Bei Patienten mit einer Epilepsie, die durch Medikamente nicht zu kontrollieren ist, werden die Elektroden nach der zeitweiligen Entfernung des Schädeldachs direkt auf der Oberfläche des Gehirns platziert.

Das Ziel besteht meistens darin, den Ursprungsort einer Epilepsie zu lokalisieren, in der Hoffnung, die Erkrankung durch die Entfernung dieses Hirnabschnitts zu heilen. Diese Untersuchungen finden in der Regel bei Bewusstsein der Patienten statt, weil jede Narkose die Hirnaktivität dämpft und damit auch das EEG verändert.

Bei 29 Patienten hatten die Forscher damals das EEG aufgezeichnet, während sie den Patienten den Song „Another brick in the wall“ vorspielten. Auf den Hirnhäuten hatten sie damals nicht weniger als 2.668 Elek­troden platziert. Die Daten sind in den vergangenen Jahren mehrfach genutzt worden, um die Auswirkungen der verschiedenen Aspekte der Musik auf die Hirnfunktion zu untersuchen.

Keinem Team war es jedoch gelungen, den Song aus den EEG-Daten zu rekonstruieren. Dies gelang jetzt einem Team um Robert Knight von der Universität Berkeley in Kalifornien mit der aktuellen Computerleistung und den Algorithmen einer künstlichen Intelligenz (KI).

Wie üblich bei der Methode wurde die KI zunächst mit den Daten der EEG-Signale gefüttert, die sie mit den entsprechenden Stellen in dem Song verglich. Eine 15 Sekunden lange Sequenz des Liedes wurde ausge­nommen.

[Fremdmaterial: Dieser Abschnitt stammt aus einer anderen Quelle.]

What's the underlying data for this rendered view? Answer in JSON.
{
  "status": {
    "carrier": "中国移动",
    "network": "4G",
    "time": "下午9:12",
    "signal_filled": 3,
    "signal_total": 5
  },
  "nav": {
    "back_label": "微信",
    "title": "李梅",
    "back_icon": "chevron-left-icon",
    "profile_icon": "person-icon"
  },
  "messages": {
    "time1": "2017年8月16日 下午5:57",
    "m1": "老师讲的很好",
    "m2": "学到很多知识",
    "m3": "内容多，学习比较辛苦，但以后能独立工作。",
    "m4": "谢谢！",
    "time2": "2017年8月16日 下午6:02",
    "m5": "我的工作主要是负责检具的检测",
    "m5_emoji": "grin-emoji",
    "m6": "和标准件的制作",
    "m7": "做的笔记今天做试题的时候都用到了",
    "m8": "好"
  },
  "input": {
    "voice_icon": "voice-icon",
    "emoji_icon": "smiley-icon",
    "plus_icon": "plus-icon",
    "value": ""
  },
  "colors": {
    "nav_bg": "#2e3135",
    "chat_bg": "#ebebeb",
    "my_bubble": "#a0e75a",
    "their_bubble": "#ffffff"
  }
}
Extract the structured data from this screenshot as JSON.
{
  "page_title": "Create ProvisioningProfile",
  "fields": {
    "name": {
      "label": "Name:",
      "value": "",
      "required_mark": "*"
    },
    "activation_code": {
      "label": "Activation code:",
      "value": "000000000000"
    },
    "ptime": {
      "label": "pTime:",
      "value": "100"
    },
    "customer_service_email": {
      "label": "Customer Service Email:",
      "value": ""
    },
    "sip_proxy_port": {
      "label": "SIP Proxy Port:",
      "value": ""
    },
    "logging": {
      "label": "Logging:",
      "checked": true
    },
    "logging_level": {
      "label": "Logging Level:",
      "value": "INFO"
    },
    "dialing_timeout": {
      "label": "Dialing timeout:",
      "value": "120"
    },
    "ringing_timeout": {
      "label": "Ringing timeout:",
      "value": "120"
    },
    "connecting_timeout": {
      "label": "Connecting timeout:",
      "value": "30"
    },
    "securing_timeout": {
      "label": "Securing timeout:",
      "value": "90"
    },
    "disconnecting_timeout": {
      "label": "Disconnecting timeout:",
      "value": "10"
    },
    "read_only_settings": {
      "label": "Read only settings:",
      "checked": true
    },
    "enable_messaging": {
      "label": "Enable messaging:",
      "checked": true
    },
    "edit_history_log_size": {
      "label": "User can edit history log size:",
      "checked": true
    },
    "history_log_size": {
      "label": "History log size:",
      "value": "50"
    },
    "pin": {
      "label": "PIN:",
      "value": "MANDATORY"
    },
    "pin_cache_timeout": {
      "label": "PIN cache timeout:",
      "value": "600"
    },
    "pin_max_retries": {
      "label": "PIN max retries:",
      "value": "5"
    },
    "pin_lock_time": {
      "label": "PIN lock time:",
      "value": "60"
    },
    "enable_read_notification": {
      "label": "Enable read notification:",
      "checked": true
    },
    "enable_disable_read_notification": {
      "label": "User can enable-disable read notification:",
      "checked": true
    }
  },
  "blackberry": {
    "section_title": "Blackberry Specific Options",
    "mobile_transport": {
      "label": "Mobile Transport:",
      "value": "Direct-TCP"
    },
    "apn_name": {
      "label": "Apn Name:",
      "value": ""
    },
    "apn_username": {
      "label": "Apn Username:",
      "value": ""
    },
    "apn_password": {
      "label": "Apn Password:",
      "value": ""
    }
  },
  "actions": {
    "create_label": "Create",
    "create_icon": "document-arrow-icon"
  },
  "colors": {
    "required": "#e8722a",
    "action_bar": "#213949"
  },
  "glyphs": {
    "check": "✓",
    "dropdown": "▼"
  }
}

Diese Sequenz sollte die KI später anhand des erlernten Algorithmus erzeugen. Das Ergebnis, das die Forscher vorstellen, ist alles andere als perfekt, das Lied ist jedoch in seiner Grundstruktur erkennbar. In einem Spek­tro­gramm – einer Visualisierung der Audiowellen – betrug die Übereinstimmung mit dem echten Songclip 43 %.

Für die Rekonstruktion nutzte die KI nur die EEG-Signale von 347 Elektroden. Diese Elektroden befanden sich hauptsächlich über drei Regionen des Gehirns: dem Gyrus temporalis superior, dem sensomotorischen Cortex und dem Gyrus frontalis inferior. Wichtig für die Auswertung waren vor allem die Ableitungen auf der rechten Gehirnhälfte. Dies ist interessant, da Sprache, die ja ein wichtiger Bestandteil der Musik ist, vor allem auf der linken Hemisphäre verarbeitet wird.

Das längerfristige Ziel der Forscher ist ein Brain-Computer-Interface, das es Patienten mit Hirnerkrankungen, etwa einer amyotrophen Lateralsklerose oder einer Aphasie, ermöglichen würde, mit ihrer Umgebung über eine computergenerierte Sprache zu kommunizieren, die die musikalischen Elemente wie Rhythmus, Betonung, Akzent und Intonation berücksichtigt. Bis dahin dürfte es allerdings noch ein weiter Weg sein.